Fakta sejarah ini membuktikan betapa surat kabar ini
tidak pernah kapok. Pembredelan
surat kabar dalam dua rezim yang berbeda, bahkan selalu diikuti dengan
penangkapan pimrednya. Hal ini menunjukkan bahwa
Indonesia Raya tidak mau berkompromi dengan penguasa yang ada dan berusaha berpegang teguh dengan pandangannya.

Membaca Indonesia
Raya Dibredel!
mengajak kita untuk menengok masa lalu dan melihat surat
kabar yang giat memperjuangkan kebenaran dan kepentingan masyarakat. Meskipun akhirnya surat kabar itu harus mati
berkali-kali dalam
pertarungan melawan rezim berkuasa. Akan tetapi, surat kabar itu tidak semakin
melunak, malah semakin ganas mengkritik pemerintahan Soeharto yang tengah
berkuasa saat itu.

Indonesia
Raya
bergerak sebagai
kontrol sosial dan penguasa. Sejak awal kemunculannya, Indonesia Raya mengambil sikap untuk tidak berafiliasi dengan partai manapun. Tindakan ini
dilakukan dalam rangka memisahkan diri dari golongan kekuasaan. Maka disini, Indonesia
Raya
berusaha menjadi kaca mata bagi rakyat untuk
melihat permasalahan dengan lebih jernih. Semangat ini bisa kita lihat dalam
tajuk rencana edisi perdana Indonesia
Raya
tanggal 29 Desember 1949. “.., menurut paham kami, pers merdeka
yang menjadi kejaran semua wartawan yang berhaluan merdeka akan mempunyai ini dan berarti bagi aparat yang berguna bagi
kebaikan umum dan masyarakat.” (hal:276)

Semangat ini tetap dijaga bahkan setelah
bertahun-tahun mati suri dibredel pemerintah orde lama.

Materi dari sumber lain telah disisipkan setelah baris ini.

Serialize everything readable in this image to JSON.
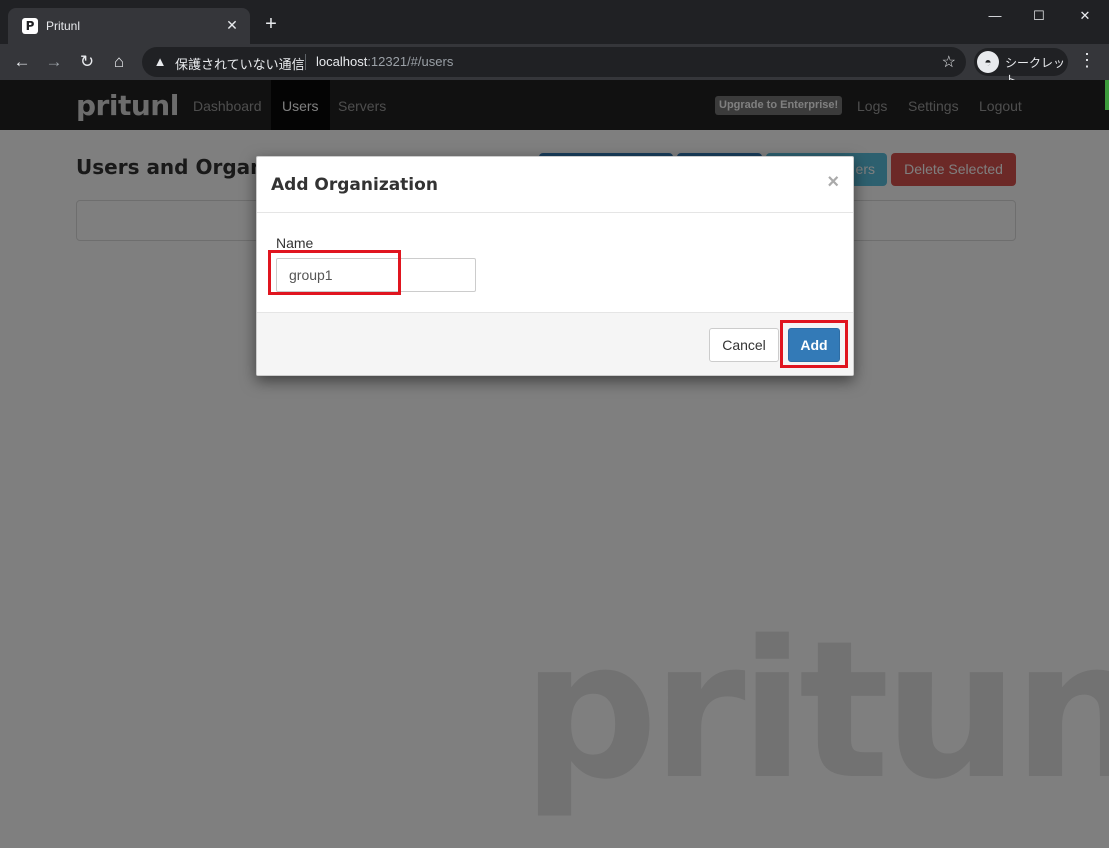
{
  "browser": {
    "tab_title": "Pritunl",
    "tab_favicon": "P",
    "security_warning": "保護されていない通信",
    "url_host": "localhost",
    "url_rest": ":12321/#/users",
    "incognito_label": "シークレット"
  },
  "navbar": {
    "brand": "pritunl",
    "links": [
      "Dashboard",
      "Users",
      "Servers"
    ],
    "active_link": "Users",
    "upgrade_badge": "Upgrade to Enterprise!",
    "right_links": [
      "Logs",
      "Settings",
      "Logout"
    ]
  },
  "page": {
    "title": "Users and Organizations",
    "title_visible": "Users and Organi",
    "buttons_visible_text": [
      "ers",
      "Delete Selected"
    ],
    "watermark": "pritunl"
  },
  "modal": {
    "title": "Add Organization",
    "close_glyph": "×",
    "name_label": "Name",
    "name_value": "group1",
    "cancel_label": "Cancel",
    "add_label": "Add"
  },
  "colors": {
    "primary": "#337ab7",
    "danger": "#d9534f",
    "navbar": "#222222",
    "highlight": "#e0151f"
  },
  "icons": [
    "back-icon",
    "forward-icon",
    "reload-icon",
    "home-icon",
    "warning-icon",
    "star-icon",
    "incognito-icon",
    "kebab-menu-icon",
    "close-icon",
    "plus-icon",
    "minimize-icon",
    "maximize-icon"
  ]
}
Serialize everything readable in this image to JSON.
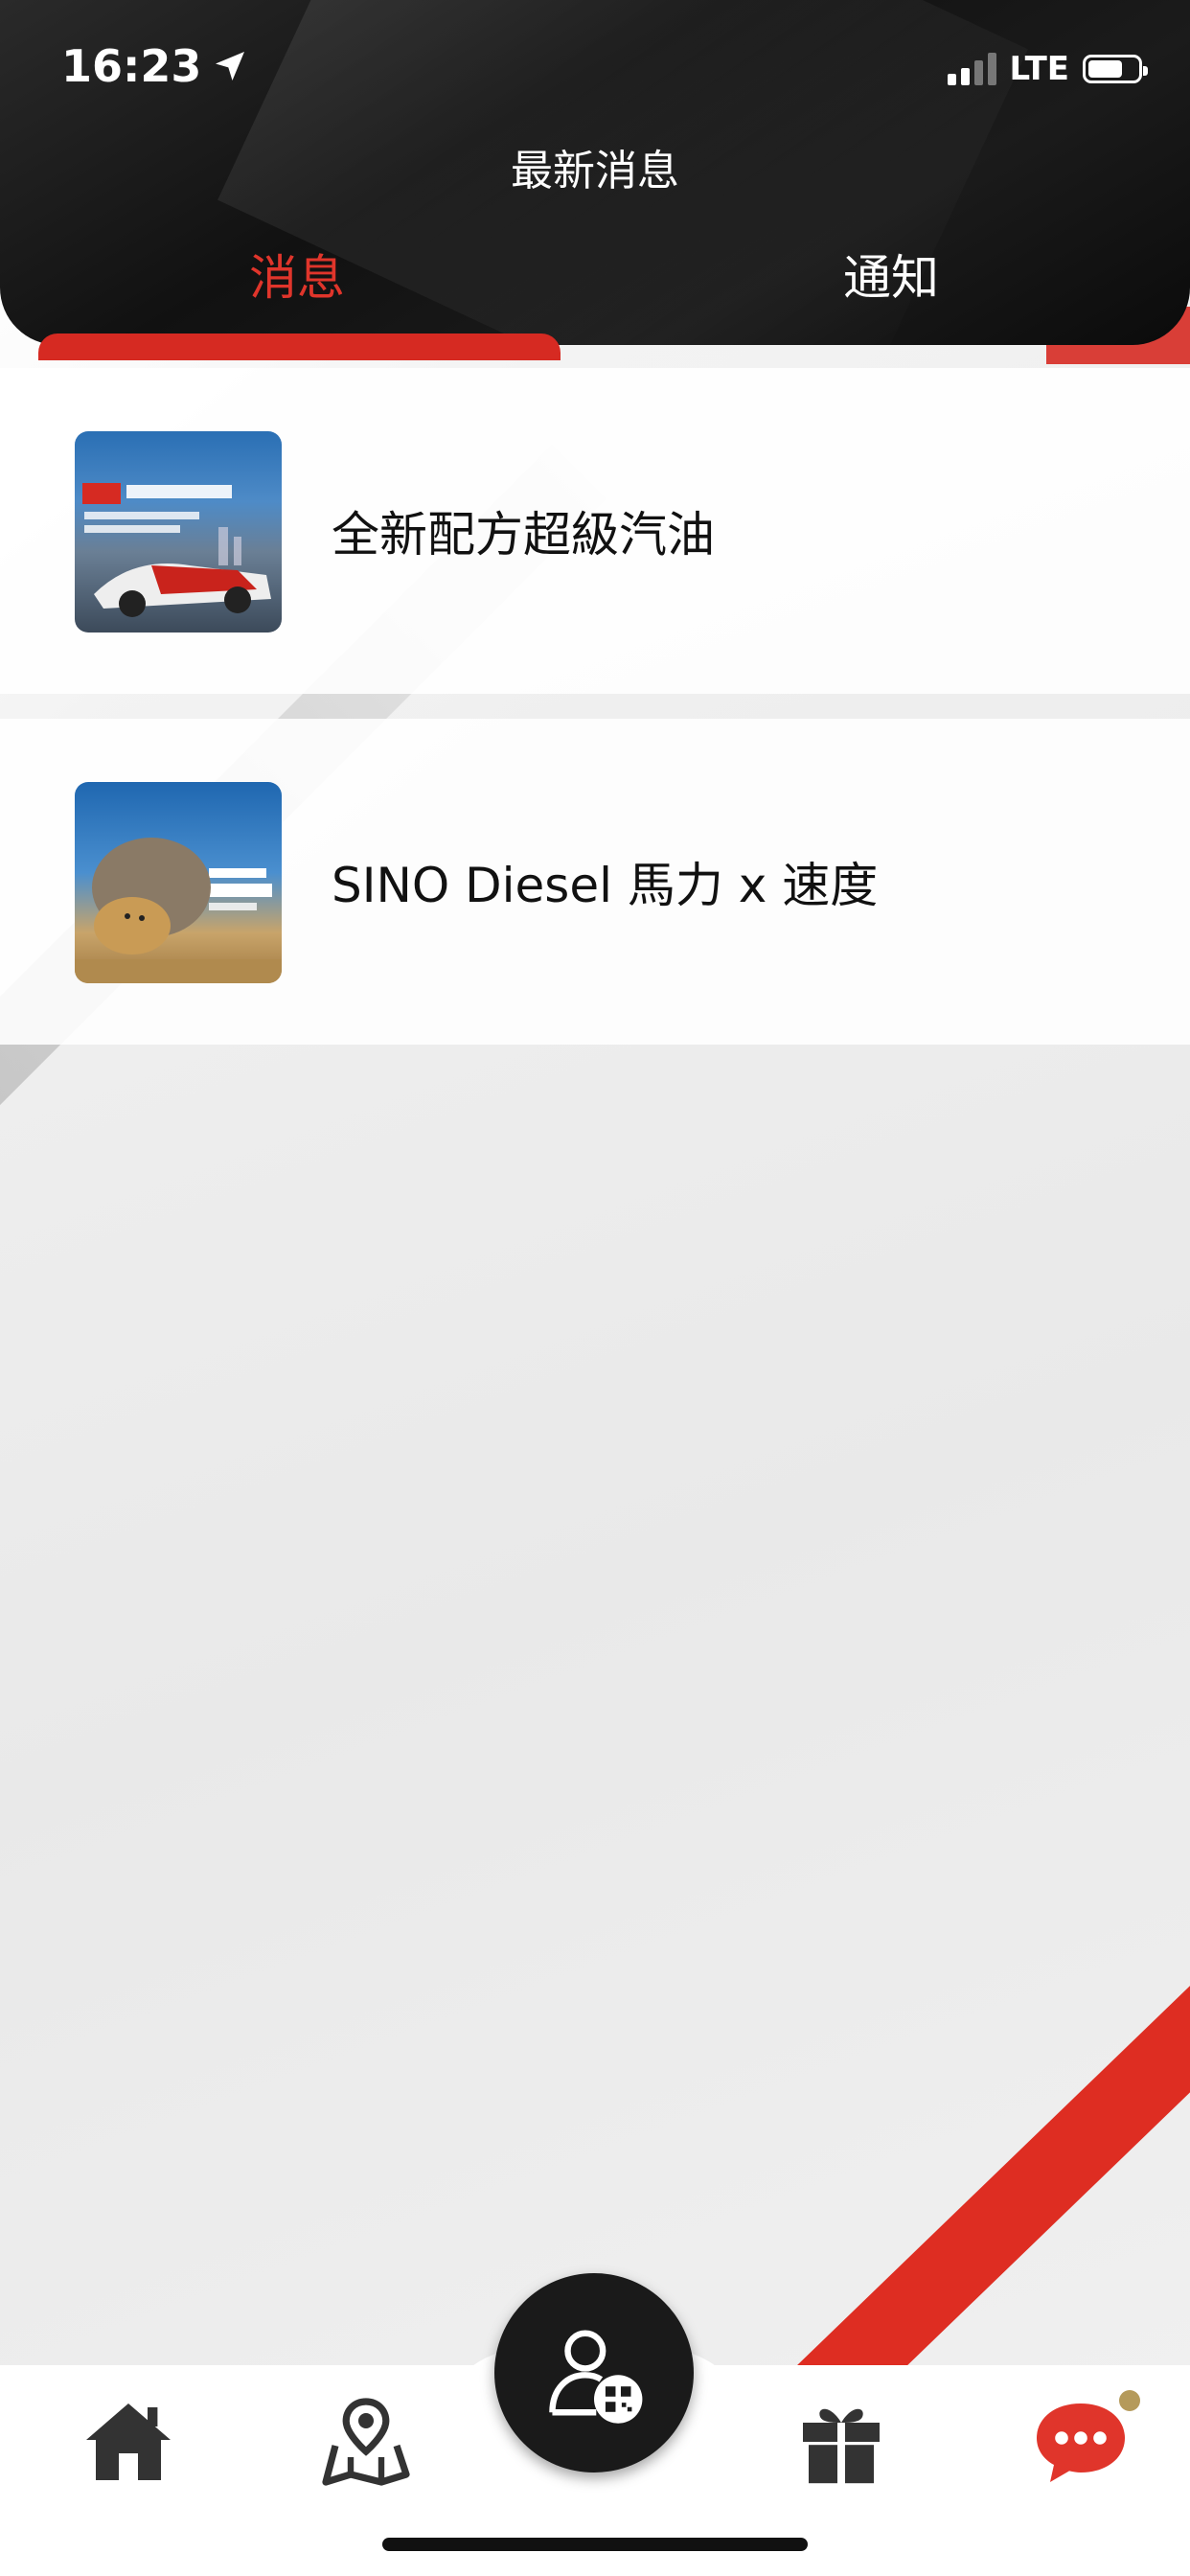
{
  "status_bar": {
    "time": "16:23",
    "network": "LTE"
  },
  "header": {
    "title": "最新消息"
  },
  "tabs": [
    {
      "label": "消息",
      "active": true
    },
    {
      "label": "通知",
      "active": false
    }
  ],
  "messages": [
    {
      "title": "全新配方超級汽油",
      "thumb_icon": "race-car-promo-image"
    },
    {
      "title": "SINO Diesel 馬力 x 速度",
      "thumb_icon": "elephant-cheetah-promo-image"
    }
  ],
  "bottom_nav": {
    "items": [
      "home-icon",
      "map-icon",
      "member-qr-icon",
      "gift-icon",
      "chat-icon"
    ]
  },
  "colors": {
    "accent": "#d62a22",
    "header_bg": "#111111",
    "badge": "#b59a5b"
  }
}
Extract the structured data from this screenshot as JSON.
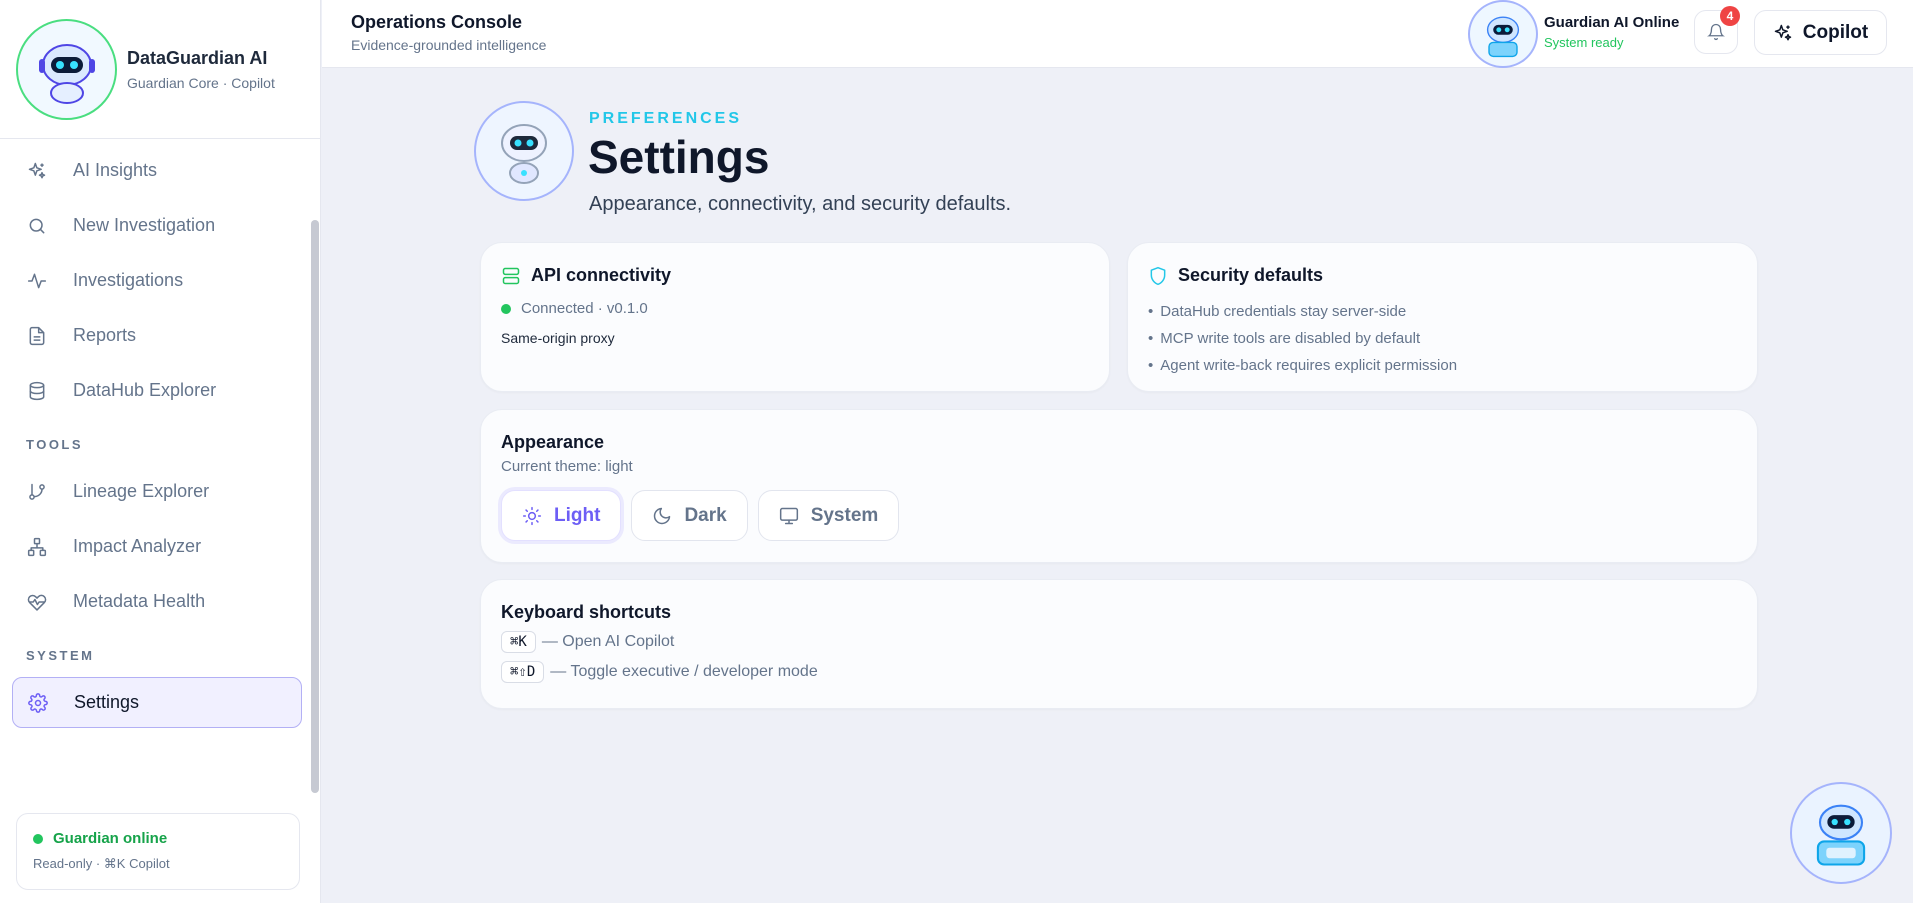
{
  "brand": {
    "title": "DataGuardian AI",
    "subtitle": "Guardian Core · Copilot"
  },
  "sidebar": {
    "items": [
      {
        "label": "AI Insights",
        "icon": "sparkles-icon"
      },
      {
        "label": "New Investigation",
        "icon": "search-icon"
      },
      {
        "label": "Investigations",
        "icon": "activity-icon"
      },
      {
        "label": "Reports",
        "icon": "file-text-icon"
      },
      {
        "label": "DataHub Explorer",
        "icon": "database-icon"
      }
    ],
    "tools_heading": "TOOLS",
    "tools": [
      {
        "label": "Lineage Explorer",
        "icon": "git-branch-icon"
      },
      {
        "label": "Impact Analyzer",
        "icon": "network-icon"
      },
      {
        "label": "Metadata Health",
        "icon": "heart-pulse-icon"
      }
    ],
    "system_heading": "SYSTEM",
    "system": [
      {
        "label": "Settings",
        "icon": "gear-icon",
        "active": true
      }
    ],
    "status": {
      "title": "Guardian online",
      "subtitle": "Read-only · ⌘K Copilot"
    }
  },
  "header": {
    "title": "Operations Console",
    "subtitle": "Evidence-grounded intelligence",
    "online_title": "Guardian AI Online",
    "online_subtitle": "System ready",
    "notification_count": "4",
    "copilot_label": "Copilot"
  },
  "page": {
    "eyebrow": "PREFERENCES",
    "title": "Settings",
    "subtitle": "Appearance, connectivity, and security defaults."
  },
  "api": {
    "title": "API connectivity",
    "status": "Connected · v0.1.0",
    "proxy": "Same-origin proxy"
  },
  "security": {
    "title": "Security defaults",
    "items": [
      "DataHub credentials stay server-side",
      "MCP write tools are disabled by default",
      "Agent write-back requires explicit permission"
    ]
  },
  "appearance": {
    "title": "Appearance",
    "current": "Current theme: light",
    "options": [
      {
        "label": "Light",
        "icon": "sun-icon",
        "selected": true
      },
      {
        "label": "Dark",
        "icon": "moon-icon",
        "selected": false
      },
      {
        "label": "System",
        "icon": "monitor-icon",
        "selected": false
      }
    ]
  },
  "shortcuts": {
    "title": "Keyboard shortcuts",
    "items": [
      {
        "keys": "⌘K",
        "desc": "— Open AI Copilot"
      },
      {
        "keys": "⌘⇧D",
        "desc": "— Toggle executive / developer mode"
      }
    ]
  },
  "colors": {
    "accent": "#6d5ef5",
    "success": "#22c55e",
    "eyebrow": "#22c7e8",
    "badge": "#ef4444"
  }
}
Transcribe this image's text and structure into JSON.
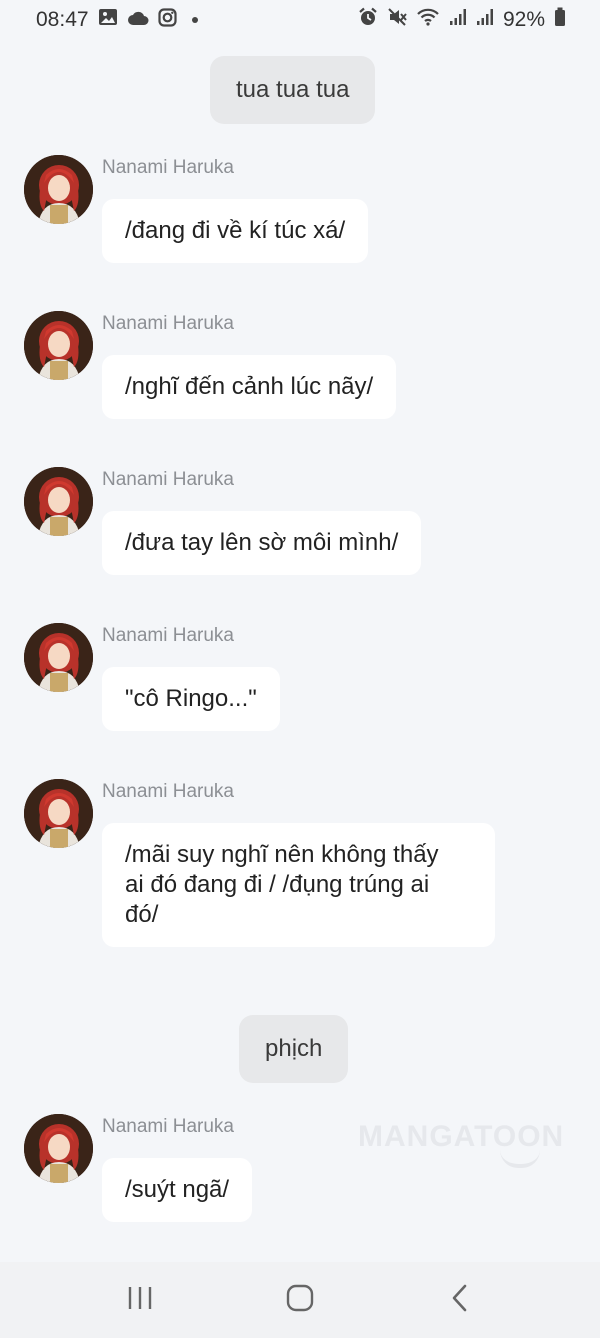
{
  "status_bar": {
    "time": "08:47",
    "battery": "92%",
    "left_icons": [
      "gallery-icon",
      "cloud-icon",
      "instagram-icon",
      "notification-dot-icon"
    ],
    "right_icons": [
      "alarm-icon",
      "mute-icon",
      "wifi-icon",
      "signal-icon",
      "signal-icon",
      "battery-icon"
    ]
  },
  "chat": {
    "items": [
      {
        "type": "narration",
        "text": "tua tua tua"
      },
      {
        "type": "message",
        "sender": "Nanami Haruka",
        "text": "/đang đi về kí túc xá/"
      },
      {
        "type": "message",
        "sender": "Nanami Haruka",
        "text": "/nghĩ đến cảnh lúc nãy/"
      },
      {
        "type": "message",
        "sender": "Nanami Haruka",
        "text": "/đưa tay lên sờ môi mình/"
      },
      {
        "type": "message",
        "sender": "Nanami Haruka",
        "text": "\"cô Ringo...\""
      },
      {
        "type": "message",
        "sender": "Nanami Haruka",
        "text": "/mãi suy nghĩ nên không thấy\nai đó đang đi / /đụng trúng ai\nđó/"
      },
      {
        "type": "narration",
        "text": "phịch"
      },
      {
        "type": "message",
        "sender": "Nanami Haruka",
        "text": "/suýt ngã/"
      }
    ]
  },
  "watermark": "MANGATOON",
  "nav_bar": {
    "buttons": [
      "recent-apps-icon",
      "home-icon",
      "back-icon"
    ]
  }
}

Dalam edisi perdana
setelah vakum ini, kita
bisa melihat Indonesia Raya yang
tetap berusaha memihak pada rakyat. “Kami akan terus memperjuangkan kebenaran melawan yang batil, membongkar
yang palsu, membela perkosaan terhadap rakyat kecil, melawan penyalahgunaan
kekuasaan…” (hal:
277)

Kata-kata itu tidak sebatas menjadi bumbu dalam tajuk
rencananya saja. Liputan-liputan dalam terbitan Indonesia
Raya
merupakan bukti nyata komitmen surat kabar ini. Berbagai kasus
kebobrokan pemerintah orde lama dan orde baru dibongkar tanpa ampun. Surat kabar ini tanpa ragu melakukan
peliputan dan bahkan investigasi
terhadap kasus-kasus besar di Indonesia.

Proyek Miniatur Indonesia Indah, kasus pertamina, kasus
korupsi Bulog menjadi sederet kasus yang pernah diungkap oleh surat kabar
binaan Mochtar ini. Korupsi dan penyelewengan menjadi sorotan utama Indonesia Raya. Bisa dibilang surat
kabar ini berusaha menjadi mata-mata bagi rakyat untuk melihat penyelewengan yang ada dalam pemerintah. Indonesia Raya menolak penyelewengan dalam pemerintahan yang bisa
merugikan rakyat. Dalam kasus-kasus ini dengan jelas Indonesia Raya memposisikan diri sebagai lawan dari pemerintah yang
melakukan penyelewengan terutama yang sangat merugikan rakyat.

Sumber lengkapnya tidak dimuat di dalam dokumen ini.